Malvius explosa à peine la porte de leurs appartement refermée.

- Par les Dieux Elmira ! Dans quelle histoire t'es-tu encore fourrée ! Et tu entraînes les enfants avec toi en plus ! ... Tu m'écoutes quand je te parle ?!

À vrai dire, Elmira n'écoutait pas le moins du monde. Elle surveillait mentalement les deux fillettes allongées dans le noir de l'autre côté du couloir. Un sourire étira ses lèvre quand elle perçut la présence de Xavier avec elles. Ces trois-là étaient devenus vraiment proches en peu de temps. La question de son mari suivie d'un choc sourd la ramena dans la pièce, sur le canapé où elle était assise. Malvius venait d'écraser son poing contre le mur et fixait ses phalanges à vif avec l'air de se demander si elles supporteraient un choc de plus.

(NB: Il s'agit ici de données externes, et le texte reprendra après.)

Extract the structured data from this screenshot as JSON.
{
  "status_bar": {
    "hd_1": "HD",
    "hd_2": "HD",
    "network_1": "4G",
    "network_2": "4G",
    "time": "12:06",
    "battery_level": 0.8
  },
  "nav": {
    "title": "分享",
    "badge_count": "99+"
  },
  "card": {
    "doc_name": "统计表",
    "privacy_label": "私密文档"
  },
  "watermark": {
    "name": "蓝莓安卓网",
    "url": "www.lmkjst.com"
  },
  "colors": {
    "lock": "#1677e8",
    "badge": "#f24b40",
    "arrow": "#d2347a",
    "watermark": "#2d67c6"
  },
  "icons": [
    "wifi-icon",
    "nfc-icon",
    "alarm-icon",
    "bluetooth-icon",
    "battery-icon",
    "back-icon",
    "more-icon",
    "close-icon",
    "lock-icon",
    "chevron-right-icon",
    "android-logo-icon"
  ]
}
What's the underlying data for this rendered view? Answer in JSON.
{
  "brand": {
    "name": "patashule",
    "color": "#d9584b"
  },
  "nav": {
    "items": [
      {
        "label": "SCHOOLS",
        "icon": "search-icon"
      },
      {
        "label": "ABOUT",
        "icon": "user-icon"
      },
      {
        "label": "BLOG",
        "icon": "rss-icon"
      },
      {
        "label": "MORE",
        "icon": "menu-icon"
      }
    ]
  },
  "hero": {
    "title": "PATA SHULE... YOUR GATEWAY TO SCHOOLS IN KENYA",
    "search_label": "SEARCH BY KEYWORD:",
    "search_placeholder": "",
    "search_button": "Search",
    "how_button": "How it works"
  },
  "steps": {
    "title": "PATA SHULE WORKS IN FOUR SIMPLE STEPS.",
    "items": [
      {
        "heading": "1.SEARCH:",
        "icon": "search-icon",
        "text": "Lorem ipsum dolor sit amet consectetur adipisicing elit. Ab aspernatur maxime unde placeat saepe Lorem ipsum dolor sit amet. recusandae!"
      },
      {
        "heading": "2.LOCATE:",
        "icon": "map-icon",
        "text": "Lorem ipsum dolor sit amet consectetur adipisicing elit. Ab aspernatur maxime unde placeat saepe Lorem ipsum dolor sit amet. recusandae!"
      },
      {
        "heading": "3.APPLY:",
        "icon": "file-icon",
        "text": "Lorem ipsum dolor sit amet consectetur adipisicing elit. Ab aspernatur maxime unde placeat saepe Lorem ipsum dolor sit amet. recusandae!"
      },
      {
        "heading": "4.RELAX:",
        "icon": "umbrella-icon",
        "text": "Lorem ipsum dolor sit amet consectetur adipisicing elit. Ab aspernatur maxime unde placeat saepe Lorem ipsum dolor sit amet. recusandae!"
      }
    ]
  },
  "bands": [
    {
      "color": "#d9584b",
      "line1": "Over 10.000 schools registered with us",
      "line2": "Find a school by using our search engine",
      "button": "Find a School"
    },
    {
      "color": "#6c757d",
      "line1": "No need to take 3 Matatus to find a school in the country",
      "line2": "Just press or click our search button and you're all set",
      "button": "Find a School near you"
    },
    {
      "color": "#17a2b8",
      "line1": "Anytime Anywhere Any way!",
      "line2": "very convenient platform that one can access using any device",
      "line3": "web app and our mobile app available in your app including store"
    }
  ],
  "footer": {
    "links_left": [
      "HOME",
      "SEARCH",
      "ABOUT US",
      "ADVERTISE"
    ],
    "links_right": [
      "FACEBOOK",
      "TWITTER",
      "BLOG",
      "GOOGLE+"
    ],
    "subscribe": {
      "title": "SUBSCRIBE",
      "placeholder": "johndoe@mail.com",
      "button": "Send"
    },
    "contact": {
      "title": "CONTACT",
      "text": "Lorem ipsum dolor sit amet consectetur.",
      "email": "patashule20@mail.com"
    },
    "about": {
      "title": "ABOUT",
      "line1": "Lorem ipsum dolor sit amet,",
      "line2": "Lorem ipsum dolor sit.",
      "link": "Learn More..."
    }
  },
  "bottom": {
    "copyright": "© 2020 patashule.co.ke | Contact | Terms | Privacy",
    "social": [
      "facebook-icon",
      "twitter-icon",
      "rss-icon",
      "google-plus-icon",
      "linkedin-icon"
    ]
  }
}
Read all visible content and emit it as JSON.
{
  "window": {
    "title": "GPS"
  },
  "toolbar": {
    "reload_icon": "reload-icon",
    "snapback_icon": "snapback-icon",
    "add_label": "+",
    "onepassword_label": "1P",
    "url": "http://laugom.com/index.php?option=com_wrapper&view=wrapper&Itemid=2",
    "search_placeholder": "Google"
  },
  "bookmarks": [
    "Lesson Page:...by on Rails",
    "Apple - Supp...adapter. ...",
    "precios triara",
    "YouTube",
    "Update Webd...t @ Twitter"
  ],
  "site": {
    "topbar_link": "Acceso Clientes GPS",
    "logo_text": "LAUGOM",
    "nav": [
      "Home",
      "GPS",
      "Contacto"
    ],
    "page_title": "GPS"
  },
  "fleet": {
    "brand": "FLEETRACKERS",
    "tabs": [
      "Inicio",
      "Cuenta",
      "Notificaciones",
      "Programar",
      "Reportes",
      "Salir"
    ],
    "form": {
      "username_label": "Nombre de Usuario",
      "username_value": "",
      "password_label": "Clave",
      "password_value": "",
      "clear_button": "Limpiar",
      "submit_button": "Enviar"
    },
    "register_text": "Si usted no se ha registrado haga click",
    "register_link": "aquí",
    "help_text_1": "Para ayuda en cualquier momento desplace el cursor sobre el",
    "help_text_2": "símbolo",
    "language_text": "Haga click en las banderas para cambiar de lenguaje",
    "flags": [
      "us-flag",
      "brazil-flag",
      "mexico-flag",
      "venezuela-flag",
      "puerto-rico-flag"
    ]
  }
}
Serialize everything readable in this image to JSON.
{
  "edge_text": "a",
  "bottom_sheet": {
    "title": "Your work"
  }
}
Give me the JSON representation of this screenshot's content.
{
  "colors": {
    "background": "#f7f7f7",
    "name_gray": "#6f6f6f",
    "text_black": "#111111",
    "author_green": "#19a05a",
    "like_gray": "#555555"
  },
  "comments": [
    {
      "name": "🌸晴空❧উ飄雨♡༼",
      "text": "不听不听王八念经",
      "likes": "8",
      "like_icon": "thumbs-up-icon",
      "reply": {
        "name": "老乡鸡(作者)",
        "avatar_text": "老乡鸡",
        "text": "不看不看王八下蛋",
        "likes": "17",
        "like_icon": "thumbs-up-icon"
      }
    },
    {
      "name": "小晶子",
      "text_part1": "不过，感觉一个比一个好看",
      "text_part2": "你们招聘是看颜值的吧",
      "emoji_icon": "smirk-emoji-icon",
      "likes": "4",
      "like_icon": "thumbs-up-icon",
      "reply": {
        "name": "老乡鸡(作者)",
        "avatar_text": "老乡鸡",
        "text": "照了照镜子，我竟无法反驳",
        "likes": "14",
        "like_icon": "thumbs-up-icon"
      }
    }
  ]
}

- Tes phalanges céderont avant le mur, annonça platement Elmira. Et si tu pouvais éviter de faire trop de bruit, je te rappelle que Cassildey dort dans la pièce d'à côté.

Malvius inspira très lentement en se tournant vers sa femme. Les pupilles devenues verticales, il gronda d'une voix sourde :

- Alors explique-moi.

Elmira le fixa en réfléchissant. Visiblement, elle avait sous-estimé sa colère. Il était tellement hors-de-lui que ses barrières mentales avaient cédées laissant à sa femme libre accès à ses pensées. Ce qu'elle y lut la surpris en lui apportant la raison de cette colère disproportionnée.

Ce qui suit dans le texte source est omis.